Tedavi başarısı bu hastalarda genellikle oldukça yüksektir. Ayrıca, DKİS, invaziv meme kanseri ile birlikte görülebileceğinden, tedavi stratejisi ve iyileşme beklentisi, mevcut invaziv kanserin özelliklerine göre belirlenir.

DKİS Neden Tedavi Edilir?

Yayılma riski taşımadığı düşünülen bir durum için cerrahi müdahale, radyoterapi veya antihormonal tedavi gereksinimi kafa karıştırıcı bir konu olabilir. Ancak, DKİS'in yayılma potansiyeli olmadığı kabul edilse de zamanla invaziv, yani yayılan bir kanser haline dönüşme olasılığı mevcuttur. Ayrıca, tetkiklerin tespit edemeyeceği kadar küçük invaziv kanserlerle birlikte bulunma ihtimali de vardır. Günümüzde hangi hastaların kanser riski taşıdığına dair kesin testler mevcut değildir. Bu sebeple, DKİS tanısı konulan neredeyse tüm hastaların tedavi edilmesi zorunludur. Hastalığın ilerlemesini engellemek için uygulanan tedavi aşamaları son derece kritik bir öneme sahiptir. Bu süreç, iyileşme ve sağlığın korunması açısından hayati bir rol oynamaktadır.

Lobüler Karsinoma in situ (LKİS)

Anormal hücrelerin sadece lobül içinde kalması durumu lobüler karsinom in situ olarak tanımlanır. Bu, hücrelerin çevre dokulara yayılmadığını belirtir. Bu durumda, hücreler çevresindeki dokulara yayılmadan lobül içerisinde bulunur. Bu terim "karsinoma" kelimesini içermesine rağmen, meme kanseri anlamına gelmez ve bu nedenle kanserle karıştırılmamalıdır. İnvaziv hastalık için bir öncü durum olarak değil, risk artışını gösteren bir belirteç olarak kabul edilir. İki memede kanser riski, 8 ila 10 kat oranında artış gösteriyor ve bu durum dikkate alınması gereken bir faktördür.

Bu, çeşitli risk faktörlerinin etkisiyle önemli bir endişe kaynağıdır.

LKİS Saptanan Kadınlar Nasıl Takip Edilmelidir?

Lobüler karsinoma in situ (LKİS) tanısı konan kadınların, 6-12 ay aralıklarla doktor muayenesine gitmeleri gerekmektedir.
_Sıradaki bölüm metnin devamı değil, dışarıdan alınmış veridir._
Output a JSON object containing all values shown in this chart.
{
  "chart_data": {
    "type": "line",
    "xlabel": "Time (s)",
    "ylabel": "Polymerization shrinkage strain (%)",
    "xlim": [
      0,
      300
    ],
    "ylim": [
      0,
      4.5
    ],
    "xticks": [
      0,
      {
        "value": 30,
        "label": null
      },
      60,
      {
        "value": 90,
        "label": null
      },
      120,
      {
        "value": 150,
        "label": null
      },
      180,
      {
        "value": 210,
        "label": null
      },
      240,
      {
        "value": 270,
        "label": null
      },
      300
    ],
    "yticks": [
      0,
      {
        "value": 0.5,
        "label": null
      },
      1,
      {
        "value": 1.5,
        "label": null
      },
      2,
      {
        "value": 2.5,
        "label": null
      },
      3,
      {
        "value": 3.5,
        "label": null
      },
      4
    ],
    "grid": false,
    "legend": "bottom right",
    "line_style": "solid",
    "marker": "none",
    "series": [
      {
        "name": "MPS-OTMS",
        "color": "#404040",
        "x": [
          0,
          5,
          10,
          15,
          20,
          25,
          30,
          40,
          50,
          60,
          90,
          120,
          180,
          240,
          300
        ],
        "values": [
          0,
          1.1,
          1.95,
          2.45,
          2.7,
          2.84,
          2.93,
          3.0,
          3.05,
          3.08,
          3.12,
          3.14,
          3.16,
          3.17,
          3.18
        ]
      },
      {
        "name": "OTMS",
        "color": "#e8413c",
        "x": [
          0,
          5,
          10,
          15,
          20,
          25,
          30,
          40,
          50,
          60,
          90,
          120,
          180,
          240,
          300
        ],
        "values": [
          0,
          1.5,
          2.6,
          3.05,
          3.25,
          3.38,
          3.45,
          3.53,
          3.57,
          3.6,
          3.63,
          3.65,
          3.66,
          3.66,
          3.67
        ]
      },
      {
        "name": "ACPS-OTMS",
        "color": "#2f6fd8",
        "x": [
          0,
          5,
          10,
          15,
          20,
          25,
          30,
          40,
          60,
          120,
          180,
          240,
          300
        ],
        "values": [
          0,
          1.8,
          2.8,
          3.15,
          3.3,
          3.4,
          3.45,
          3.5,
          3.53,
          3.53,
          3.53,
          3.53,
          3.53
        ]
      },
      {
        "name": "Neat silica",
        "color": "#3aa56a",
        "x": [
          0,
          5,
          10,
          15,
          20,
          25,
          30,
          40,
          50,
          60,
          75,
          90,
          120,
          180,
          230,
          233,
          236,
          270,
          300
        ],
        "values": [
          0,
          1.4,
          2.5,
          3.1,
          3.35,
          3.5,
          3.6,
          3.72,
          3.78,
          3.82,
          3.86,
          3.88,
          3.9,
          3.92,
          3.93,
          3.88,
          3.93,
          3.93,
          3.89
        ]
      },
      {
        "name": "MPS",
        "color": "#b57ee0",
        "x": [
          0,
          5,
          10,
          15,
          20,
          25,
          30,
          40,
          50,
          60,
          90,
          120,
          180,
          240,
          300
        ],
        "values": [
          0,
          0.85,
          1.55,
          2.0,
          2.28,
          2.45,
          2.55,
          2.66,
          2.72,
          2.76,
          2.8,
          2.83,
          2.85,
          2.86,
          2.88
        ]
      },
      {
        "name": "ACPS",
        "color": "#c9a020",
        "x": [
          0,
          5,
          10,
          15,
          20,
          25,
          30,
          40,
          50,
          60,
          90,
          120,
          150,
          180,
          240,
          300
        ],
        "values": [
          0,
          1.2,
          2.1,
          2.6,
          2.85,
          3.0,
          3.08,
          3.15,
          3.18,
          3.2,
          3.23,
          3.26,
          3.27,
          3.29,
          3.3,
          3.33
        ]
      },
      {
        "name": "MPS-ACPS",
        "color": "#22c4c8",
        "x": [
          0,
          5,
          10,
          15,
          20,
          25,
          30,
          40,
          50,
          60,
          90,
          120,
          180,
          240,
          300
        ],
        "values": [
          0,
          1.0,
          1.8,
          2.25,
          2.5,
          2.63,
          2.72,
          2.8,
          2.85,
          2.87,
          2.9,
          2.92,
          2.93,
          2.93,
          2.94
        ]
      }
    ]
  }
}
Ayrıca, 30 yaşından itibaren her yıl mamografi ve meme ultrasonu çektirmeleri önerilir. Yaşın 25’i geçmesiyle birlikte, meme değerlendirmesi için MR görüntülemesi önerilmelidir. Bu yöntem, erken tanı açısından önemli bir avantaj sağlayabilir.

LKİS Saptanan Hastalarda Meme Kanseri Gelişmesi Önlenebilir mi?

Meme kanseri riskini azaltmak isteyen kadınlar, lobüler karsinoma in situ tanısı aldıktan sonra tamoksifen veya raloksifen gibi tedavi seçeneklerini değerlendirebilirler. Tamoksifen, hem menopoz öncesi hem de sonrası dönemlerde kullanılabilen bir ilaçtır, ancak raloksifen yalnızca menopoza girmiş kadınlar için uygundur.

Meme kanseri riskini önlemek amacıyla en etkili yaklaşım, her iki meme dokusunun cerrahi olarak alınmasıdır. Bu işlemden sonra, plastik cerrahi yöntemleri ile protez yerleştirme ve diğer rekonstrüktif teknikler uygulanarak kozmetik açıdan tatmin edici sonuçlar elde edilebilir.